The synovium and chondrocytes synthesize numerous growth factors and cytokines. Chief among them is interleukin (IL) 1, which exerts transcriptional effects on chondrocytes, stimulating production of proteinases and suppressing cartilage matrix synthesis. In animal models of OA, IL-1 blockade prevents cartilage loss. Tumor necrosis factor (TNF) may play a similar role to that of IL-1. These cytokines also induce chondrocytes to synthesize prostaglandin E2, nitric oxide, and bone morphogenic protein 2 (BMP-2), which together have complex effects on matrix synthesis and degradation. Nitric oxide inhibits aggrecan synthesis and enhances proteinase activity, whereas BMP-2 is a potent stimulator of anabolic activity. At early stages in the matrix response to injury and in the healthy response to loading, the net effect of cytokine stimulation may be matrix turnover but, ultimately, excess IL-1 triggers a process of matrix degradation. Enzymes in the matrix are held in check by activation inhibitors, including tissue inhibitor of metalloproteinase (TIMP). Growth factors are also part of this complex network, with insulin-like growth factor type 1 and transforming growth factor playing prominent roles in stimulating anabolism by chondrocytes.

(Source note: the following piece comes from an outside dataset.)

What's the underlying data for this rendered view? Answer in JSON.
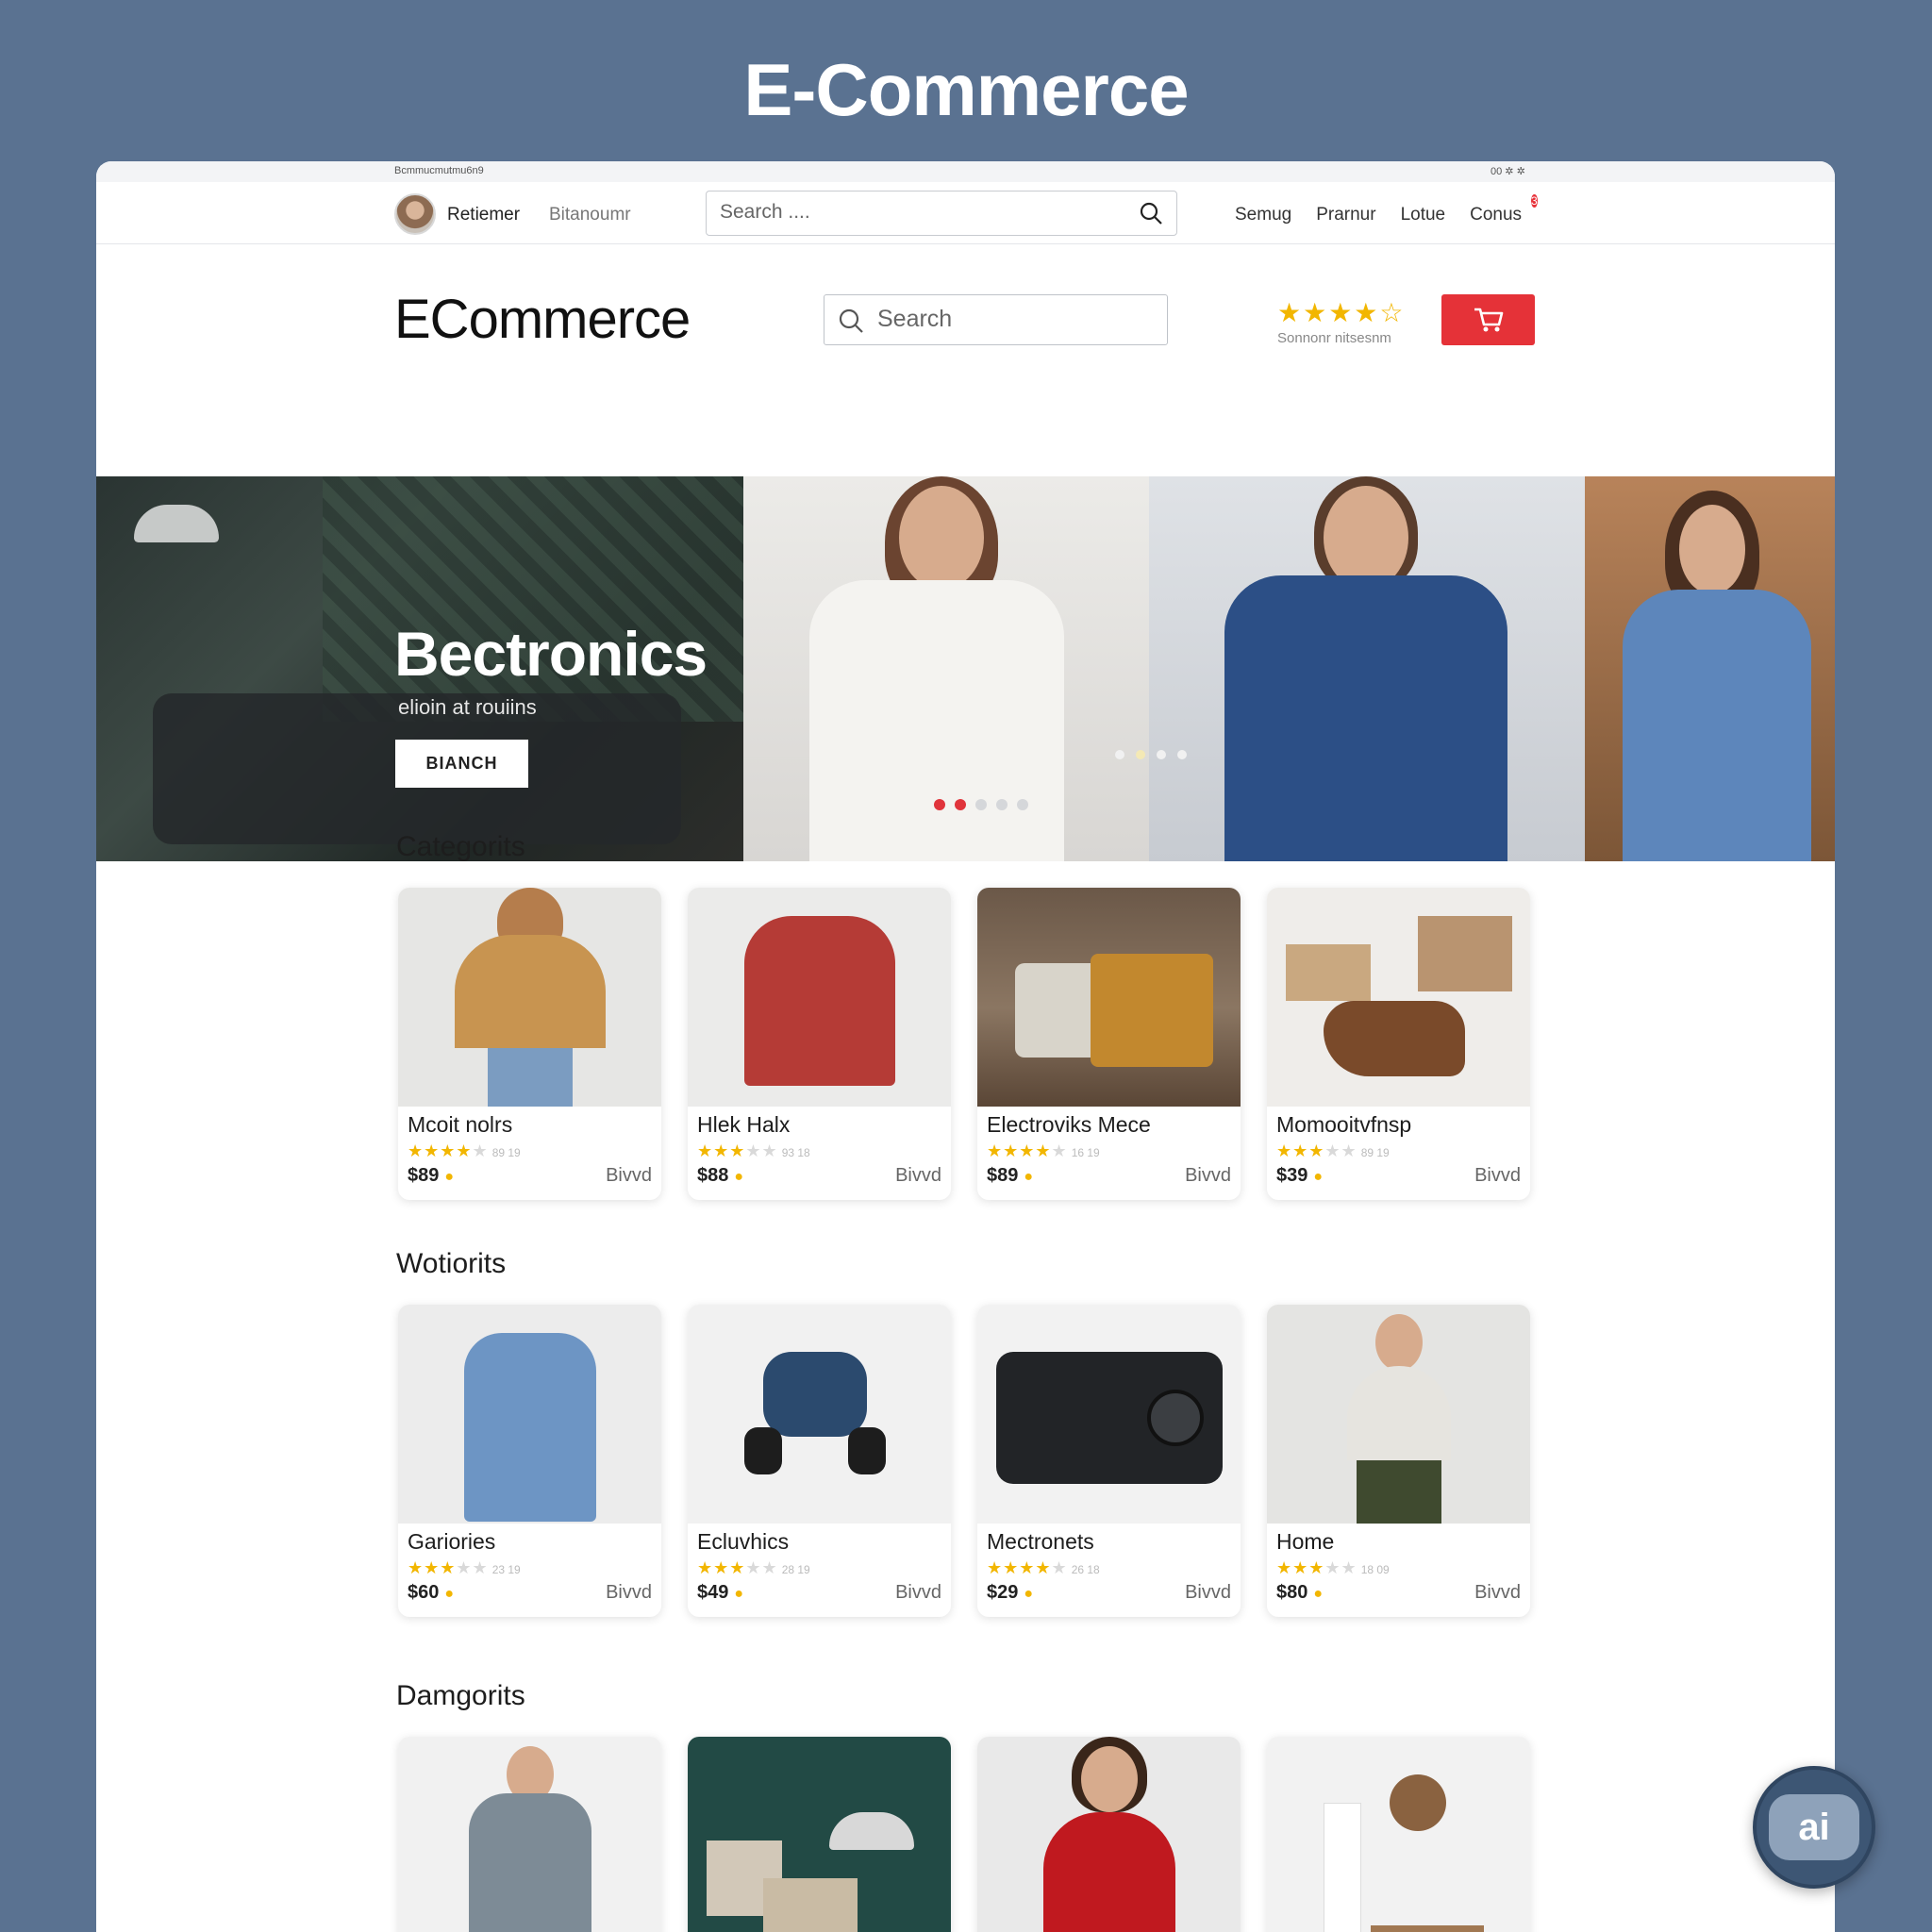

While healthy cartilage is metabolically sluggish, with slow matrix turnover and a net balance of synthesis and degradation, cartilage in early OA or after an injury is highly metabolically active. In the latter situation, stimulated chondrocytes synthesize enzymes and new matrix molecules, with those enzymes becoming activated in the matrix, causing release of degraded aggrecan and type 2 collagen into cartilage and into the synovial fluid. OA cartilage is characterized by gradual depletion of aggrecan, an unfurling of the tightly woven collagen matrix, and loss of type 2 collagen. With these changes comes increasing vulnerability of cartilage, which no longer has compressive stiffness.